First United Methodist Church Cleburne Pastor Daniel Hawkins said he walked away from Monday’s training session deeply encouraged.

“Because I saw this group of pastors from across the county coming together and it was obvious how deeply committed each of them are to reach out and help our people in need,” Hawkins said. “Especially in those terrible times of life when people need special care. In that regard I have to say that Pastor Knox was a great help and laid a good groundwork for us to get started.

“Jesus calls us to meet people where they are to meet their emotional and physical needs and I think this opens the door for churches throughout Johnson County to step up and help.”

First United Methodist Church of Alvarado Pastor Kim Long called the chaplain program necessary and opportunity rich.

“When Rev. Hawkins reached out to see if I’d be interested in participating we had a conversation about how this may help us meet, minister to and help people who we might not otherwise encounter and how this can be an opportunity for us and all the pastors to serve the community in a different way both people in need and our officers who already do so much for Johnson County,” Long said. “This isn’t about whether you’re a member of our particular church. If we come in contact with you and you later decide to join a church because of that, that’s wonderful.

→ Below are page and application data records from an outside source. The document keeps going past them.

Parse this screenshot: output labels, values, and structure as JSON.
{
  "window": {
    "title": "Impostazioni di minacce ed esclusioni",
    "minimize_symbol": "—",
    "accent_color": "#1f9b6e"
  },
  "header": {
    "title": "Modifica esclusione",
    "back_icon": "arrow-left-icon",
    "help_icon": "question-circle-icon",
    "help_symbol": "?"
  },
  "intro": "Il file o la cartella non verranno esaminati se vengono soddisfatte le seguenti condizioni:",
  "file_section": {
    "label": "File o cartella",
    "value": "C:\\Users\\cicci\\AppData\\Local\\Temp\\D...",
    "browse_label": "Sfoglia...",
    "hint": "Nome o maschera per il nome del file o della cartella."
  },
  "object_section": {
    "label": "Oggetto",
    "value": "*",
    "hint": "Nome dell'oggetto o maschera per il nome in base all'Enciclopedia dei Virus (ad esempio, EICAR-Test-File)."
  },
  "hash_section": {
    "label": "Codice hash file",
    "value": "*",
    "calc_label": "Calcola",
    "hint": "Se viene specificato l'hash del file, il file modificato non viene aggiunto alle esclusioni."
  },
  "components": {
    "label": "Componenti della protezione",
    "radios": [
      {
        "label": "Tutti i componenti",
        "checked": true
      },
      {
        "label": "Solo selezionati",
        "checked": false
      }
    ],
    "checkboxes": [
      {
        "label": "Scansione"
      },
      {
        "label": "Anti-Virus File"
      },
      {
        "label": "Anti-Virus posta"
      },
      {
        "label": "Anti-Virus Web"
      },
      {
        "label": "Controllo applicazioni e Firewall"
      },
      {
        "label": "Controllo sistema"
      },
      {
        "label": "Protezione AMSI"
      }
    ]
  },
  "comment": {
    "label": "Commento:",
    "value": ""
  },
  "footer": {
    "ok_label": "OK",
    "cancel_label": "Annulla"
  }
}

“But this program is more about meeting and helping in their immediate needs and helping to spread love and hope, which can only come from God. For us it’s absolutely a chance to serve beyond the walls of our churches. More importantly, it’s an opportunity to step into those really hard places in peoples’ lives to try to help them through those critical moments and after that through those now what moments through trying to bring some love, hope and peace in their lives.”

As part of their continuing training the pastors will soon spend time in dispatch and go on ride-alongs with deputies in order to learn more about the workings of the sheriff’s office.

“The training session we had Monday was exciting, fun and thorough,” Long said. “It really built on the knowledge of a lot of the things we already do as pastors. There’s also the positive of uniting the churches, which I think may encourage us to get out of our own little worlds and work on different projects together. 

The program may grow, King said, and the field chaplains are encouraged to reach out to fellow pastors. The program is also not just for JCSO.

“No, this is for any law enforcement agency in Johnson County to call on,” King said. “Some of the larger departments have their own chaplains and they’ll probably turn to them first. But we’ll be here if they need us. And we’re here for the smaller departments that may not have the time or resources to set up a program like this.

“It’s not just for victims in relation to law enforcement situations either. These pastors are available to be called upon by our firefighters, our investigators and our prosecutors. I was thinking about that the other day how in a trial situation the victim’s family and even the offender’s family can just be devastated by the horrible things that you hear and that go on in there. So that’s the goal, to have this as a resource and help for victims in all those situations.”